Um João a cada 23 minutos

Maju Venâncio, Malu Nogueira e Paula Nunes*, de São Paulo, SP
Rede Brasil Atual / BdF

Cabô, cadê menino?
Quem vai pagar a conta?
Quem vai contar os corpos?
Quem vai catar os cacos dos corações?
Quem vai apagar as recordações?
Quem vai secar cada gota
De suor e sangue?
“Cabô”, Luedji Luna

 

Cabô, cadê meninos? João Pedro e João Victor presentes!

Quem viu as notícias dessa semana, sabe que na terça-feira (19)  João Pedro Mattos Pinto – um garoto negro de apenas 14 anos – foi assassinado, brincando com primos, dentro de casa com um tiro na barriga. Além de ser alvo do tiro, o menino foi sequestrado por mais de 14 horas após ser levado pelo helicóptero da PM Carioca. 

Por si só, todo esse terrorismo de Estado deveria escandalizar o país. Mas ontem (20), menos de 24 horas depois de tamanha brutalidade, outro jovem João é morto pelo Estado.
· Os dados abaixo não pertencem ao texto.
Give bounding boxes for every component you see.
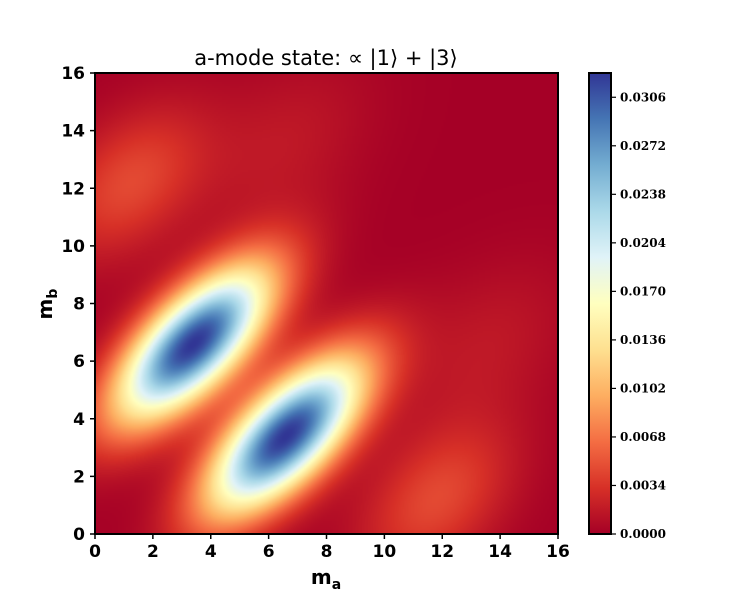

O alvo da noite foi João Victor da Rocha, de 18 anos e morador da Cidade de Deus, baleado durante a operação policial que interrompeu a distribuição de cestas básicas feitas no local pela Frente CDD. 

Se a morte precisa ter rosto conhecido para sensibilizar, pense que em menos de 24h poderia ter sido o seu amigo João e seu primo João. Poderia ter sido seu porteiro João e seu sobrinho João. 

Porém, além de tudo nesses momentos em que um de nós é levado de forma brutal, sempre temos o desafio de dizer seu currículo. No caso, o currículo de um menino de 14 anos. Dizer que não era traficante, não era “bandido”, não era “envolvido com gente errada”. Dizer que era mais um menino, João Pedro, amoroso com os primos, frequentava o grupo de jovens de uma igreja. Dizer que era mais um adolescente, João Victor, saindo de casa para comprar pipas. 

Com João Pedro e João Victor foram enterrados mais sonhos. E se força o nascimento de mais mães de maio, como as tantas outras mães que já perderam seus filhos para a violência do Estado. Mais famílias dilaceradas, como a da pequena Ágatha Félix de 8 anos ou do xará João Vitor, de 14 anos, morto com roupa de escola em 2018.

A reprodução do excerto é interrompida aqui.